Satu serangan qi pedang biasa saja bisa menghancurkan sebuah kota.
Dengan penampilan santai, mungkin dia dan Alpha tidak akan bahagia…
“Tapi untungnya, kita masih memiliki Dewa Matahari Agung sebagai pendukung kita.” Xiao Changtian mengangguk dan berkata dengan serius.
Tidak ada keraguan tentang kekuatan Dewa Matahari Agung. Dari Negara Tandus Utara hingga Negara Banteng Barat, dan kemudian ke Negara Kemenangan Timur, pada dasarnya tidak ada kultivator abadi yang tidak dapat dihadapi oleh Dewa Matahari Agung.
“Alpha, menurutku, Immortal Da Yang pasti menyembunyikan kekuatannya.”
“Dia jelas ingin menjadi seorang ahli yang tertutup.”

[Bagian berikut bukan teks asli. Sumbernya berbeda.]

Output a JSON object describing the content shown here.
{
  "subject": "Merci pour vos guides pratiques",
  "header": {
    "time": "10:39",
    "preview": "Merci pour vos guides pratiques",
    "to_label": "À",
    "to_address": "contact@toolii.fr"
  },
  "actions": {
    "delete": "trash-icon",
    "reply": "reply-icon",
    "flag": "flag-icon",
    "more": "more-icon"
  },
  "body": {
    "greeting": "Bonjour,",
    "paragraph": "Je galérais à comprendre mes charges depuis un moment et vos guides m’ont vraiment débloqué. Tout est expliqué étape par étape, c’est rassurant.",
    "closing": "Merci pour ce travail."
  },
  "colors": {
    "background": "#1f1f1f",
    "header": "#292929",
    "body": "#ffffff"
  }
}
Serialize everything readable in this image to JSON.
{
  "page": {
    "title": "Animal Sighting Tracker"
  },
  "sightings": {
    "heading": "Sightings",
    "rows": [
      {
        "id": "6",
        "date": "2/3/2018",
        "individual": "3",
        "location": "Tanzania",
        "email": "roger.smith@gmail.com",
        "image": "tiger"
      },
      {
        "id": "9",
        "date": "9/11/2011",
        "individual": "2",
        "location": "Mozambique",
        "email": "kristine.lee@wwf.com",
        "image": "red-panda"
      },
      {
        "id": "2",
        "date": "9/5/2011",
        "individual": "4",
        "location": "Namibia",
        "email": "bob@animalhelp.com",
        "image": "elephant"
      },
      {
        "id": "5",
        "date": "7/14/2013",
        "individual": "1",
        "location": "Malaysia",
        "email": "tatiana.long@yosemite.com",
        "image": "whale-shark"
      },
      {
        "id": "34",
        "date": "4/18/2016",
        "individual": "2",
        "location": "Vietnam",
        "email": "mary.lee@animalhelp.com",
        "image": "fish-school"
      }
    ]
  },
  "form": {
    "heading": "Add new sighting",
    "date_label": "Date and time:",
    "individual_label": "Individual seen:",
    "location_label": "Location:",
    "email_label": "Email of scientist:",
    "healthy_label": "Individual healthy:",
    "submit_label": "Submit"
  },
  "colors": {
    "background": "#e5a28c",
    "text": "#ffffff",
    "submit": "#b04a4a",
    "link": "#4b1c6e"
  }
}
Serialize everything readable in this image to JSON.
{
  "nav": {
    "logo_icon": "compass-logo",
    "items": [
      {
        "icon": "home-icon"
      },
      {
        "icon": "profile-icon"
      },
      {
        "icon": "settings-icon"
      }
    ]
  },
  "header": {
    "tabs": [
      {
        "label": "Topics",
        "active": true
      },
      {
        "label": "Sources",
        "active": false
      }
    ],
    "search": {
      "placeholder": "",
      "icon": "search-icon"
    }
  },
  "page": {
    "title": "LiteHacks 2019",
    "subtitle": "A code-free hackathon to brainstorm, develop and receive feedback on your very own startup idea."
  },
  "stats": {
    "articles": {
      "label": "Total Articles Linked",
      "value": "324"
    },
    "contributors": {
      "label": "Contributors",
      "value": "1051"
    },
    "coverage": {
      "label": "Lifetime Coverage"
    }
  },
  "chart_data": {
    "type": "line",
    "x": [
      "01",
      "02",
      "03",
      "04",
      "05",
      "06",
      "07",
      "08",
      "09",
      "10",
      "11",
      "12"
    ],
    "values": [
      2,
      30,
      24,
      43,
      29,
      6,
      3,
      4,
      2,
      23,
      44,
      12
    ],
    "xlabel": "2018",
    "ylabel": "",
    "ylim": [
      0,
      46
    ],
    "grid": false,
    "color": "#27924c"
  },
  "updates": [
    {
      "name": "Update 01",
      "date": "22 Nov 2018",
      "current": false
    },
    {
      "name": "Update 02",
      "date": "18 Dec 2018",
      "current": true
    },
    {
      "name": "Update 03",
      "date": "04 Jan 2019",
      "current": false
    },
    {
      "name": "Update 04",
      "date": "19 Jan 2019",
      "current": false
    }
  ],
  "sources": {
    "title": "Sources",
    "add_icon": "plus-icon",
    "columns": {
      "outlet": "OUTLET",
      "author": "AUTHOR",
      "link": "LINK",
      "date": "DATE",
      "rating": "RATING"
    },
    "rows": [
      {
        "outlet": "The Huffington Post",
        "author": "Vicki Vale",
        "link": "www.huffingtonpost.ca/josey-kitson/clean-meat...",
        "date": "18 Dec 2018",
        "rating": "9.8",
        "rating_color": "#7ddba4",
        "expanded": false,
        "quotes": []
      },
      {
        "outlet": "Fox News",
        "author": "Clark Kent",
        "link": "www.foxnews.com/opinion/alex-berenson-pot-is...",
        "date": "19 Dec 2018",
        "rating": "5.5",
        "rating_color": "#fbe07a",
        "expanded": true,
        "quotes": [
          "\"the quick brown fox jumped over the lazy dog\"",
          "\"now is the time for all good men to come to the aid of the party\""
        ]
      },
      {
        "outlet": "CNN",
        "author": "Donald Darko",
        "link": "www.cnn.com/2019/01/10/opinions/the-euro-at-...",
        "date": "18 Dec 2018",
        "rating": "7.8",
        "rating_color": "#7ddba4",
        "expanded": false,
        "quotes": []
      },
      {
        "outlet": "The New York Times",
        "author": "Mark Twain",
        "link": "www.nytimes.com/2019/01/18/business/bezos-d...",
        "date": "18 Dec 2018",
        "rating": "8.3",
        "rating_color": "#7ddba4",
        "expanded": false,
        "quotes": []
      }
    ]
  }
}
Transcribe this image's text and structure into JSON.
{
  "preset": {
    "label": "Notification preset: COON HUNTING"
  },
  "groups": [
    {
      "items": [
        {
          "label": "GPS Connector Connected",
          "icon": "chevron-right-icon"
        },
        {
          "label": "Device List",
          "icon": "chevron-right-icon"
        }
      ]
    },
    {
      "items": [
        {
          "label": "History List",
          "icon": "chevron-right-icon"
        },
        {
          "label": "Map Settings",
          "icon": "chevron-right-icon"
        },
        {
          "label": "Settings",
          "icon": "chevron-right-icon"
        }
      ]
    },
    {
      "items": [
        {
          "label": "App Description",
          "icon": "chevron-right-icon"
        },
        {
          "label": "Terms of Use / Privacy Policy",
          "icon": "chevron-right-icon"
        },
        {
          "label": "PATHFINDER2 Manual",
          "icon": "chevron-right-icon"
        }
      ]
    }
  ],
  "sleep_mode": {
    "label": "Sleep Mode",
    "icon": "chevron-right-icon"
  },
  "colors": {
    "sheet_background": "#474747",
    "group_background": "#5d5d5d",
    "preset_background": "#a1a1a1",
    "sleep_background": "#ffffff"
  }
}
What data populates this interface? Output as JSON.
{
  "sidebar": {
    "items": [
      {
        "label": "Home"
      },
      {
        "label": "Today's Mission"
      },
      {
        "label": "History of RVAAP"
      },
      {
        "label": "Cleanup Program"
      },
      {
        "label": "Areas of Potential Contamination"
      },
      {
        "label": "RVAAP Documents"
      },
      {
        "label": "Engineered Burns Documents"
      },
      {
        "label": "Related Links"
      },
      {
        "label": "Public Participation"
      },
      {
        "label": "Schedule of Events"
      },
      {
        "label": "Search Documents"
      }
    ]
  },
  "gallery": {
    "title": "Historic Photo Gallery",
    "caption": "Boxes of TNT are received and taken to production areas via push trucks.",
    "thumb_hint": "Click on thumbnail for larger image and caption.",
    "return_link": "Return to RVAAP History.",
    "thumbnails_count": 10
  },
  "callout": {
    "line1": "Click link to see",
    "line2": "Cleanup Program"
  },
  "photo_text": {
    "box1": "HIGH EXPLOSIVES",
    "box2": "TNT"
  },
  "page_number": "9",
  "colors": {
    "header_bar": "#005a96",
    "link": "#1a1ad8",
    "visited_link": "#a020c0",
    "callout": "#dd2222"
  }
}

“Dan terakhir kali kita merekrut penjaga, ada lautan manusia! Sekalipun mereka punya banyak teman, mustahil bagi semua orang untuk datang dan mendukung Dewa Matahari Agung. Pasti karena Dewa Matahari Agung itu kuat, dan mereka datang membantu untuk mencari muka di hadapan Dewa Matahari Agung!”
“Begitu ya, Dewa Matahari Agung ternyata adalah seorang ahli yang tertutup!”
[Aku telah menyadari kebenarannya!]
Mata Xiao Changtian berbinar saat dia menganalisis situasi tersebut.
“Alpha, bukankah begitu?” tanya Xiao Changtian.
“Guk guk!” Alpha mengangguk setuju.
“Haha, itu bagus sekali. Kita akan menginap di kaki gunung tempat tinggal ahli yang tertutup itu.” Xiao Changtian tiba-tiba merasa bahwa keberuntungannya tidak seburuk yang dia duga. Setidaknya, dia telah menemukan seseorang untuk diandalkan.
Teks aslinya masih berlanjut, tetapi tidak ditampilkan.